What is the gestational age limit at most clinics that provide abortion services?
It may vary from 8-16 weeks. Abortions cannot be performed after 22 weeks gestation, and under Syariah law after 120 days (16 weeks).

In order to have an abortion must a woman have an overnight stay in the hospital?
If the procedure performed is a manual vacuum aspiration (MVA), electrical vacuum aspiration (EVA) or medical/medication abortion (MA), it is treated as an outpatient procedure and no overnight stay is required. If the procedure performed is a D&C (dilatation and currettage) as is done in most public hospitals, an overnight stay is usually required.

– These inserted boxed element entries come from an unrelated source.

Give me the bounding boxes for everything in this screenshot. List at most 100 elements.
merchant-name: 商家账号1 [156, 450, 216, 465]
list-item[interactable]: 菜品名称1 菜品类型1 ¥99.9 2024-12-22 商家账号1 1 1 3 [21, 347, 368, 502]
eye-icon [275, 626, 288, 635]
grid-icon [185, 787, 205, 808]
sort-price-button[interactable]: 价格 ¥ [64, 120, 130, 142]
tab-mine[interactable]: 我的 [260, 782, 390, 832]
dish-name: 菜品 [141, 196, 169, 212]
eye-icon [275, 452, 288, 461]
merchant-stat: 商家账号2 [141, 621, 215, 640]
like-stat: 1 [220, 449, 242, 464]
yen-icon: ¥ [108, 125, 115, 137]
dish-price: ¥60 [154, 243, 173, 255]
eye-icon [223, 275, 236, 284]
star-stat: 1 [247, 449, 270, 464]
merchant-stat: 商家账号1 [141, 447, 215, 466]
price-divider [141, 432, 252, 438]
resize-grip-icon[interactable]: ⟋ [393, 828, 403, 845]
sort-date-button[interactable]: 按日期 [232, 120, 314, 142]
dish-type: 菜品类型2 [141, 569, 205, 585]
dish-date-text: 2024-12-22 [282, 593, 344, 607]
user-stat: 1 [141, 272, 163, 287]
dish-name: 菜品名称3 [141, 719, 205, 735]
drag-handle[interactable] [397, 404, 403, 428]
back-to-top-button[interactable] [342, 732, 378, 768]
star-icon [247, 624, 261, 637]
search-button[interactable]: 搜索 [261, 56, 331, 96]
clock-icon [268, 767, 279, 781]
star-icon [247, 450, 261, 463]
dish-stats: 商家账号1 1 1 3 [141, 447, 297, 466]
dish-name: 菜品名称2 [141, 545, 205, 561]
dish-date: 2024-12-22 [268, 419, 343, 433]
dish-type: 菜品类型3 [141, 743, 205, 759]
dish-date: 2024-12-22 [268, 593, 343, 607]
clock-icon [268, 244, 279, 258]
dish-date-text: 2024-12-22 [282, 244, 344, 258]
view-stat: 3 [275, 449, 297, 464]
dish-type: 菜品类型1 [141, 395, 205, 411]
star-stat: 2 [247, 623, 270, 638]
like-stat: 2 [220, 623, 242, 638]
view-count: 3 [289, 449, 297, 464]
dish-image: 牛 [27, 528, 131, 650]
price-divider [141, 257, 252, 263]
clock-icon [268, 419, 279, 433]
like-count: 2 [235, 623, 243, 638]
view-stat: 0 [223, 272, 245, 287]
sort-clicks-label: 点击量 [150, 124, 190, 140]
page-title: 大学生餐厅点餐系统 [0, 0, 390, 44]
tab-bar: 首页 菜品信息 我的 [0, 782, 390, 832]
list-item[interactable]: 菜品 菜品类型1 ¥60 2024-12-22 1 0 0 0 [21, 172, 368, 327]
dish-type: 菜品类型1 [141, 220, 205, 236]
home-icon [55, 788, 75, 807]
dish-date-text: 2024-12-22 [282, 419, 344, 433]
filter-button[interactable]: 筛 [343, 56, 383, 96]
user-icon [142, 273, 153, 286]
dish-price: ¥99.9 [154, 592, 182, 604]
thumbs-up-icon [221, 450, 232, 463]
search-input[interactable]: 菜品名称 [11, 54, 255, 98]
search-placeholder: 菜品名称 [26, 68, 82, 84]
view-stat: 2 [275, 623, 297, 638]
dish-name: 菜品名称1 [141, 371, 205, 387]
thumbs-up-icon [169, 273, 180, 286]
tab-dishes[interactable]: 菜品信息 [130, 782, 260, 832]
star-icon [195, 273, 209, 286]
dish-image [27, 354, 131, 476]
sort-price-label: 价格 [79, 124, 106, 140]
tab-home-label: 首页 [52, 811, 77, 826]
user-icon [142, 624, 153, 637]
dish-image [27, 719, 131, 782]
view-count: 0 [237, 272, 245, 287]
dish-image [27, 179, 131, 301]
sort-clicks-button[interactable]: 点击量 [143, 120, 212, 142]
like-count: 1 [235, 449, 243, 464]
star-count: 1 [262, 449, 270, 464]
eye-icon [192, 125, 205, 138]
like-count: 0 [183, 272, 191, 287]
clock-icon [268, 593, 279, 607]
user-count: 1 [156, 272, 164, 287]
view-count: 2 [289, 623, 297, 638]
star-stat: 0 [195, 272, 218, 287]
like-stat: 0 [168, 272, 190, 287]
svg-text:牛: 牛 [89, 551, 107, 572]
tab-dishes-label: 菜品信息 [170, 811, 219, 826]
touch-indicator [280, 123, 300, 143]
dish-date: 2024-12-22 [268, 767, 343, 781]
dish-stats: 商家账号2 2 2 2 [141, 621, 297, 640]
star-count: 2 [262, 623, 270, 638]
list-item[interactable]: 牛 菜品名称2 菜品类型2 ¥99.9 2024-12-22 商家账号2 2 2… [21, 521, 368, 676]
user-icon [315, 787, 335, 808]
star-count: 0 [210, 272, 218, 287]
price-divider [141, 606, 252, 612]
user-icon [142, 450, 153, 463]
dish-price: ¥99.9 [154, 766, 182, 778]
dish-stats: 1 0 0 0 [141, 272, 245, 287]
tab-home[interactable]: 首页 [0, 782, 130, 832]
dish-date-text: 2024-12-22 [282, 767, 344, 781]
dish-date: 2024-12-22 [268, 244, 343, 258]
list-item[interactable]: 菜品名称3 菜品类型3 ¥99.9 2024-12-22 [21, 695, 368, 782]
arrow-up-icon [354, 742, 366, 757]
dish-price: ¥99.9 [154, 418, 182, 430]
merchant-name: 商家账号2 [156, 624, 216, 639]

Is there any follow-up after post-abortion counseling? What is your network for counseling and follow-up services?
The clinic meets the client again two weeks after the abortion to check up on complications. The nurses in the clinic are trained to do counseling. Pre-abortion counseling involves informing them of contraceptive choices, the risk of infertility through infection, and the process of the procedure itself. Post-abortion counseling involves contraceptive choices and sexually-transmitted infections. There is a high rate of contraceptive use after abortion, but also a high dropout rate.

If the procedure is simple, are you moving towards a state where trained paramedics can perform abortions?
Under the law, paramedics are not registered medical practitioners and cannot perform abortions. However, in the case of medical/medication abortions (using misoprostol), there are several stages:
i) scan, in part to assess if it’s an ectopic pregnancy;
ii) information on medication, which can be done by nurses;
iii) post-abortion follow-up.

By demedicalizing abortion, doctors need not be involved at every stage. Supervision by them would be sufficient. Studies abroad have shown trained nurses and midwives after training are equally competent to perform these procedures under remote medical supervision.

These are questions asked at state seminars held by RRAAM from 2007 thru to the present, primarily for health care providers serving in hospitals and clinics. The answers provided are by RRAAM presenters at these seminars. Some questions were asked only once but they are deemed important enough to be published here. Since laws, policies and guidelines evolve with time and changing social conditions, the answers provided here are necessarily time-bound. Wherever and whenever possible, we will strive to keep these answers accurate and updated. However, we cannot assume liability for the veracity of information provided.